Back in June, I declared this Mariners’ season officially dismal. A month ago when Cliff Lee went to Texas, the season was over; two days ago, with the trade of veteran Mike Sweeney to the Phillies (a contending team!), the team was done. Today, with the firing of the manager and two coaches, this season is officially demolished.
But is there a story to this season, other than how many games they can dive below .500? If there is, it’s a story that starts with a question. What makes a good team play so badly? At first, the losses seemed more like bad luck than anything else. Lee, your star off-season pitching acquisition, starts the season on the DL with a pulled abdominal muscle. Jose Lopez, who broke out last year at second, you have to move him to third to accommodate another big acquisition, Chone Figgins, who as an Angel chewed up Mariner pitching and used his speed to make havoc on the base paths. Lopez is bound to make a few errors as he gets used to the hot corner. Your shortstop, a defensive wizard, gets hurt, and so does your catcher, the one who best handles your pitching staff. Your closer, who was lights out last year, has a couple of blown saves early on. You knew going into the year that your offense was your weak spot, and you have two veterans at DH, Griffey and Sweeney, both of whom were a huge part of the clubhouse turnaround last year. You know what happened to Griffey, and Sweeney went on the DL for his back just as his bat was heating up.
Luck. Bad. All of it.
Still, you look at the bright spots. Ichiro keeps hitting, although once Junior leaves, he doesn’t look comfortable out there. Lopez is learning third. Gutierrez, your extremely talented center fielder continues to turn the other teams’ home runs into fly outs with a lot of hang time. Your replacement shortstop has some great hands, and starts to hit once he gets regular at-bats. Figgins remembers how to steal, if he can remember how to hit and get on base. Over one-third of your losses are by one run, games you were in right until the last at-bat. You remember one of those old baseball saws that gets repeated at the start of every season: Every team wins sixty games. Every team loses sixty games. It’s what you do with the other forty-two that matters.
The problem is, you don’t know which are the other forty-two ahead of time. Was one of them the game against San Diego, when your offense finally broke loose and scored fifteen runs? Or was one of them the miserable error-ridden loss against the Rangers, when the broadcasters gave their most-valuable-player award to “the security guard who predicted it would rain tonight,” but only after a heated debate about whether “the bus driver who took us to the ballpark” deserved it more?
What makes a good team play so badly? Is it the continued disappointment of losing after coming so close to winning? Does it become a self-fulfilling prophecy after a while?

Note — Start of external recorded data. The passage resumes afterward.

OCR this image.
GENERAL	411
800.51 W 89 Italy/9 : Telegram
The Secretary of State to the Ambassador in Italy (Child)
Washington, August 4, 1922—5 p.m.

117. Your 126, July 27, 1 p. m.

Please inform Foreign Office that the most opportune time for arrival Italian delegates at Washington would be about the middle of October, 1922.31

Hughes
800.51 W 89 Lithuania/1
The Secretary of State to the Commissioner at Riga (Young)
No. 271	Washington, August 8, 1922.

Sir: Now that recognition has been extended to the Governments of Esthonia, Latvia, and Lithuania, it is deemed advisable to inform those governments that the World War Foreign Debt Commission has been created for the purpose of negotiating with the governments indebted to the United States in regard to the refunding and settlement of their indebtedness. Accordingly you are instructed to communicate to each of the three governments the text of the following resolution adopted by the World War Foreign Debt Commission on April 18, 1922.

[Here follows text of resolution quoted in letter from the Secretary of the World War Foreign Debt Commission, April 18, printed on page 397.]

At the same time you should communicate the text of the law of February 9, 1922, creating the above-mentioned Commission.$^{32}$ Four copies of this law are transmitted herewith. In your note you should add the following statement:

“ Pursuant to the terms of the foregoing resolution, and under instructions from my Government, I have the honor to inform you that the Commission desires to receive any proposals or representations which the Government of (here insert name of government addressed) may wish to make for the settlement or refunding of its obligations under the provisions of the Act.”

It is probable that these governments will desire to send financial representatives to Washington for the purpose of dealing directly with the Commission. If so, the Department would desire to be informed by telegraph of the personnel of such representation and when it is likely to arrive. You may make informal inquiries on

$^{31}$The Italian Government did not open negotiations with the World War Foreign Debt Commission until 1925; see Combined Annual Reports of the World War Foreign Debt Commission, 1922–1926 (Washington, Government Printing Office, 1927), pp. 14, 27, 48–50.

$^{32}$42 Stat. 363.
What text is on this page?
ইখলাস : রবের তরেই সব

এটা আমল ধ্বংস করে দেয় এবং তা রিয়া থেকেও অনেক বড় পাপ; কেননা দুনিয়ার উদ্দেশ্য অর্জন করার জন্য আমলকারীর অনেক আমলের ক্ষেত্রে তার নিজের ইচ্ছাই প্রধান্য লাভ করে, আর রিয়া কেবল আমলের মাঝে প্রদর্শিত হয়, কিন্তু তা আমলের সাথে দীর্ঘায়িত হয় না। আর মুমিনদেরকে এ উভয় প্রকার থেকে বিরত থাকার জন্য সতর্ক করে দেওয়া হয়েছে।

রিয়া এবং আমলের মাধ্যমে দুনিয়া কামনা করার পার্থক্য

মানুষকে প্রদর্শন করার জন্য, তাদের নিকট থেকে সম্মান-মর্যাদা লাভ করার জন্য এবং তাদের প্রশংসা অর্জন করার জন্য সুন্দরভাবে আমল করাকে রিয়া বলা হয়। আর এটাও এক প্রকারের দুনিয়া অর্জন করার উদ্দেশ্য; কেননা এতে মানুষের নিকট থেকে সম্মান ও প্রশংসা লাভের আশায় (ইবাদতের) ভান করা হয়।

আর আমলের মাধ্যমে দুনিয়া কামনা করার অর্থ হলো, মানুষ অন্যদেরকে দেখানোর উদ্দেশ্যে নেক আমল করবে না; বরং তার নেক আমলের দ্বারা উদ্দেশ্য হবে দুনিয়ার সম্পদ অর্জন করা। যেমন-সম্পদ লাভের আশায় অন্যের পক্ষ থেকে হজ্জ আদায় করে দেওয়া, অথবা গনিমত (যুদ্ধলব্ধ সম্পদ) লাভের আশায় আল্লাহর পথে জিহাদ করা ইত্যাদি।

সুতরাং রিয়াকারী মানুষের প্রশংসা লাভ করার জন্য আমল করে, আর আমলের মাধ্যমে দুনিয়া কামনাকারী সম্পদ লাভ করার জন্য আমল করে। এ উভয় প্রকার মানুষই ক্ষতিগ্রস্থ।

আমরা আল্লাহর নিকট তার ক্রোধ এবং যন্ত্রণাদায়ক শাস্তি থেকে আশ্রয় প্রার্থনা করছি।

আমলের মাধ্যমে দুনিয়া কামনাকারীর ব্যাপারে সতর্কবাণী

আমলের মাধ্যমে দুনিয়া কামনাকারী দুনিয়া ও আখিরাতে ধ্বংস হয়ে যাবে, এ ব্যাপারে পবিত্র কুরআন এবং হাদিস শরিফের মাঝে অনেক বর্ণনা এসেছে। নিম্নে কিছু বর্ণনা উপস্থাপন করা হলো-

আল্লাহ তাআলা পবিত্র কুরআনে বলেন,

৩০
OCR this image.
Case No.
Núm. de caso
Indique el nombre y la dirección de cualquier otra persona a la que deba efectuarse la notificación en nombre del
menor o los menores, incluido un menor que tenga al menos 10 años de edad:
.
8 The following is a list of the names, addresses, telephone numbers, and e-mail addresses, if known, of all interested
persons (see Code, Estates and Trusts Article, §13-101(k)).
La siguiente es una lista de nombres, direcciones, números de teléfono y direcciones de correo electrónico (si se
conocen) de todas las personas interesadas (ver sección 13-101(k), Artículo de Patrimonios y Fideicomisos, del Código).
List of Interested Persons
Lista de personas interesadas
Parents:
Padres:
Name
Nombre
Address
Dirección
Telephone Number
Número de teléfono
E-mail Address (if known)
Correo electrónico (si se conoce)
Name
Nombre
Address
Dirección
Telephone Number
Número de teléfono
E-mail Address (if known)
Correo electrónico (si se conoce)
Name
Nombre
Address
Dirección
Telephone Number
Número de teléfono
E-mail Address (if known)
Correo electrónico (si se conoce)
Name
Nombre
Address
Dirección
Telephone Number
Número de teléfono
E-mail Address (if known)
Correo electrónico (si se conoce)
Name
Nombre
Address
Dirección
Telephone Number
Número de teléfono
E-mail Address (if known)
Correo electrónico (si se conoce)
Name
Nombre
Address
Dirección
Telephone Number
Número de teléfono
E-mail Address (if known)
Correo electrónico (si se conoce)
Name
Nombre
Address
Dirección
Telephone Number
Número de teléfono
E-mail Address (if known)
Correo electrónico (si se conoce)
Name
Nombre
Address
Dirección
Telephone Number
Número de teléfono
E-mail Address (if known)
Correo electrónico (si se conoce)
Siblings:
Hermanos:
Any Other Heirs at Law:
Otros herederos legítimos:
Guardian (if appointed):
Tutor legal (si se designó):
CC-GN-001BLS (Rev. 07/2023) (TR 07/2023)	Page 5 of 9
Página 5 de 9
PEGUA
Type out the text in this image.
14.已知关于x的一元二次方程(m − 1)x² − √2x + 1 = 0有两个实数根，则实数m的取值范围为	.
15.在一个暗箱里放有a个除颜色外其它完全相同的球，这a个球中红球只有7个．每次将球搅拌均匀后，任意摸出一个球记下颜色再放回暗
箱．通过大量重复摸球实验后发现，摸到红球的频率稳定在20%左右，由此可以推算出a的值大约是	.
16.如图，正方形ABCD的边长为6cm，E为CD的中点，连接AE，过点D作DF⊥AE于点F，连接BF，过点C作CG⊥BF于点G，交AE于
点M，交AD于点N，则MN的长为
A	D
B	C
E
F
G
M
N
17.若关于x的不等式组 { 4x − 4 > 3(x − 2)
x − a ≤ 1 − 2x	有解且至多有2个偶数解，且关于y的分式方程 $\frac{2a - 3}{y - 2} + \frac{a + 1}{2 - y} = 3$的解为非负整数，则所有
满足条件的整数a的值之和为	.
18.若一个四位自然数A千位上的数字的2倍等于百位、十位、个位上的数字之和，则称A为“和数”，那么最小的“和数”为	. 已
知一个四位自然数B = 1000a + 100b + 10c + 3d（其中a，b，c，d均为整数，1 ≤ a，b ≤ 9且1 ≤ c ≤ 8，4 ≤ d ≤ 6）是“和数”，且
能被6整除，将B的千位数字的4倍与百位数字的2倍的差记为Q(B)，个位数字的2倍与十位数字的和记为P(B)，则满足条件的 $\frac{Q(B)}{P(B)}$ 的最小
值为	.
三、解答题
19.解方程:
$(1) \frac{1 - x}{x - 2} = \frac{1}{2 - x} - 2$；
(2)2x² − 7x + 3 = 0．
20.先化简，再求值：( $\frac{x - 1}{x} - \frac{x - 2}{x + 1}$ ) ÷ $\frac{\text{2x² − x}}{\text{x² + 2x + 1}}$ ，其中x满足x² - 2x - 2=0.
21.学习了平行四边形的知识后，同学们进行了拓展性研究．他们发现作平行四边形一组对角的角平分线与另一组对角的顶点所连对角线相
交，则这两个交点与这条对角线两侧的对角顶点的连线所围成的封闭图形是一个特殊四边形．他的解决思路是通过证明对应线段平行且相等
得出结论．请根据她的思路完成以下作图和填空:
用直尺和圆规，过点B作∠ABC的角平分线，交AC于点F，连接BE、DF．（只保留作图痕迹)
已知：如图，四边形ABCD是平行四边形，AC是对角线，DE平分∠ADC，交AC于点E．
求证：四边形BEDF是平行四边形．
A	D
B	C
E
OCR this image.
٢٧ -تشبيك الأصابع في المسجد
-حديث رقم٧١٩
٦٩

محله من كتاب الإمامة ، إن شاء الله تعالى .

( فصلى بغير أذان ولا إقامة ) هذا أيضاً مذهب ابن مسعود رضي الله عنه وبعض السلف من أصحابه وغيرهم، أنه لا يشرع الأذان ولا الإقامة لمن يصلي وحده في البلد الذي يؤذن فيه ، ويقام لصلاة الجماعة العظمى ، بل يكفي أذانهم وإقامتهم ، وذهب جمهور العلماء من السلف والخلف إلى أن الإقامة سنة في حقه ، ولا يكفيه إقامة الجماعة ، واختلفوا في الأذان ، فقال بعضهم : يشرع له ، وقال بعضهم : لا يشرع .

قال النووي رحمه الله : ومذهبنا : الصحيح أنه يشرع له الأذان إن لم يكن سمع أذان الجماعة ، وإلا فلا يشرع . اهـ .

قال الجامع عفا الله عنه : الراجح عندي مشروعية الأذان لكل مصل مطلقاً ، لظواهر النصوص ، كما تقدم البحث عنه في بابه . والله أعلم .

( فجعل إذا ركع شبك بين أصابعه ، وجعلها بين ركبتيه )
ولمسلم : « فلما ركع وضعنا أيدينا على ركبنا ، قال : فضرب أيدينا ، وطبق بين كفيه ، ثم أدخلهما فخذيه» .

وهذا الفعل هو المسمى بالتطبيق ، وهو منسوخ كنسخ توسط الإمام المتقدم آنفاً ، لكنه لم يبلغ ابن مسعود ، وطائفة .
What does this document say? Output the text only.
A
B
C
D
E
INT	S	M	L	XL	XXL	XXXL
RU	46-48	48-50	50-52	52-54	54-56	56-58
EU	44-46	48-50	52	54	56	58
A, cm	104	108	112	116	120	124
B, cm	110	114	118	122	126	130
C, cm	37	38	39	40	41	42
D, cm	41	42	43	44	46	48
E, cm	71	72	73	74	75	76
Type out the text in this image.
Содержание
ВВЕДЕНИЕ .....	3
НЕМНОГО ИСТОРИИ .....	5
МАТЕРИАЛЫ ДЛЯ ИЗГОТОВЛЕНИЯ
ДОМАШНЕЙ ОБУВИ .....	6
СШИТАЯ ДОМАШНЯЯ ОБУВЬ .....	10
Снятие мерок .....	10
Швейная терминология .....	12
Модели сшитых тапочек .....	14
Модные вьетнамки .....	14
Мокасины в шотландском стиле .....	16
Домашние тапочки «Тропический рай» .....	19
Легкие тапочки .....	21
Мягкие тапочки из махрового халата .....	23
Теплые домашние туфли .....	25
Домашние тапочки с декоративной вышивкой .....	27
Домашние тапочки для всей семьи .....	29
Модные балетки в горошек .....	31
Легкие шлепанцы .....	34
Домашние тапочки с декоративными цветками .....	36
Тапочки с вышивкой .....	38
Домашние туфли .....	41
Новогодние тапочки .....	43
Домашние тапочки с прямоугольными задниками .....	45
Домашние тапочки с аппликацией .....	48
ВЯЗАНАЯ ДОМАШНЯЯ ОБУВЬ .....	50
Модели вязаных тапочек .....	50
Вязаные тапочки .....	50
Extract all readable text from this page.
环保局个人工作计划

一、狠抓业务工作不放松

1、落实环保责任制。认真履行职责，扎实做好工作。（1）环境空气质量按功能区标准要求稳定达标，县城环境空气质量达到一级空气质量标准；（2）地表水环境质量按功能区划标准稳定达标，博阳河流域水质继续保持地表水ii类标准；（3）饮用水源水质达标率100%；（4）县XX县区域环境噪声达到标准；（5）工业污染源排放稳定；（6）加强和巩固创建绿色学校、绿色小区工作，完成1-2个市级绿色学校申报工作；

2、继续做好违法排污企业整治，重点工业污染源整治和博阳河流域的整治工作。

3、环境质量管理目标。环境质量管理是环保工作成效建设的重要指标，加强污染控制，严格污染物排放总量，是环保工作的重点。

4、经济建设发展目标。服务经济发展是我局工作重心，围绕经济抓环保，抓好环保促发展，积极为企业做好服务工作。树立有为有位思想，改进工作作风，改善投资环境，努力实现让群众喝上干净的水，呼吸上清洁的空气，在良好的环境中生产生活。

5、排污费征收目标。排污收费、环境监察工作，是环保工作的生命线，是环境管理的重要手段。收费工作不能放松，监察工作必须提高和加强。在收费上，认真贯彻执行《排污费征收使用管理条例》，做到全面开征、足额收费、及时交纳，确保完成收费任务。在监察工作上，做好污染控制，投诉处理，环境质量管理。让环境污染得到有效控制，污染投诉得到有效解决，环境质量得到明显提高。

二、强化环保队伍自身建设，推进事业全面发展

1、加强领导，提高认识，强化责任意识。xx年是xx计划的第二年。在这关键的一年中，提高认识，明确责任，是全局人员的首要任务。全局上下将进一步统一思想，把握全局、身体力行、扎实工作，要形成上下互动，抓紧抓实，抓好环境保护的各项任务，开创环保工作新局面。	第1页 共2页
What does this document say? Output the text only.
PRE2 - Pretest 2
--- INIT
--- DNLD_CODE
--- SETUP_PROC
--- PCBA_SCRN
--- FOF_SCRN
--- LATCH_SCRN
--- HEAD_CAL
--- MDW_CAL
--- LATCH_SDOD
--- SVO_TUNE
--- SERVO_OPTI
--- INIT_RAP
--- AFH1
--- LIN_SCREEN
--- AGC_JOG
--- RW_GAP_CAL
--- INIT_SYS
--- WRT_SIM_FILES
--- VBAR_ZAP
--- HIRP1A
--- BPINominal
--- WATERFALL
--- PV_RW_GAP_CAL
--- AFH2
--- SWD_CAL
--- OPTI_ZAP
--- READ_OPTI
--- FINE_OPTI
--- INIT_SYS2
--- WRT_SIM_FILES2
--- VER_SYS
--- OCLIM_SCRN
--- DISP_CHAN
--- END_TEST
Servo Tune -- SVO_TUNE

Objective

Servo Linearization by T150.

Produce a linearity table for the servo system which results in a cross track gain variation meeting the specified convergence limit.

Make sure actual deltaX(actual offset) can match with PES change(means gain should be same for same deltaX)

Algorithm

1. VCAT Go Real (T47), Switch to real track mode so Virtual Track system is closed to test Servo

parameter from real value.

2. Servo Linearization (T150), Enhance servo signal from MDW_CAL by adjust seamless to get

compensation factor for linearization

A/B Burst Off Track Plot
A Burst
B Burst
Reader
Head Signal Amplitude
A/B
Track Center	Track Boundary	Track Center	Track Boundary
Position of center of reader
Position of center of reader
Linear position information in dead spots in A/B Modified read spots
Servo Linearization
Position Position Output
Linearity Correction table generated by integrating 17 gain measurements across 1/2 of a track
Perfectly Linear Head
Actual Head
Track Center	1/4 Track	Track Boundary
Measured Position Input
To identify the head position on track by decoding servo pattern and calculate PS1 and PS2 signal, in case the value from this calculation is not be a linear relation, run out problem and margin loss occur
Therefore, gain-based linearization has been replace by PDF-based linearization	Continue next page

Do you psych yourself out by expecting the bad turn of events, the blown save, the good pitch sent over the wall by a slightly better or luckier hitter, the bad umpire call that turns a rally into an inning-over, the grounder that dribbles through the legs, the miscommunication that allows an easy pop fly to drop in no-man’s land? If you keep missing your goal, do you eventually lose faith in each other? Do you hunt for someone, anyone, to blame? Do you devolve into a collection of players, rather than a team?
If you are the leader of this team, do you try to inspire them with ever bigger, brighter, shinier objects? Or do you tell them to hunker down and hang on until the crisis is over, their only goal to survive it?
We’ll see, as this miserable season wears on, and the new manager takes over. In the meantime, I guess if I were that leader, I’d be telling my guys one thing.
If we’re going down, we’re going down swinging.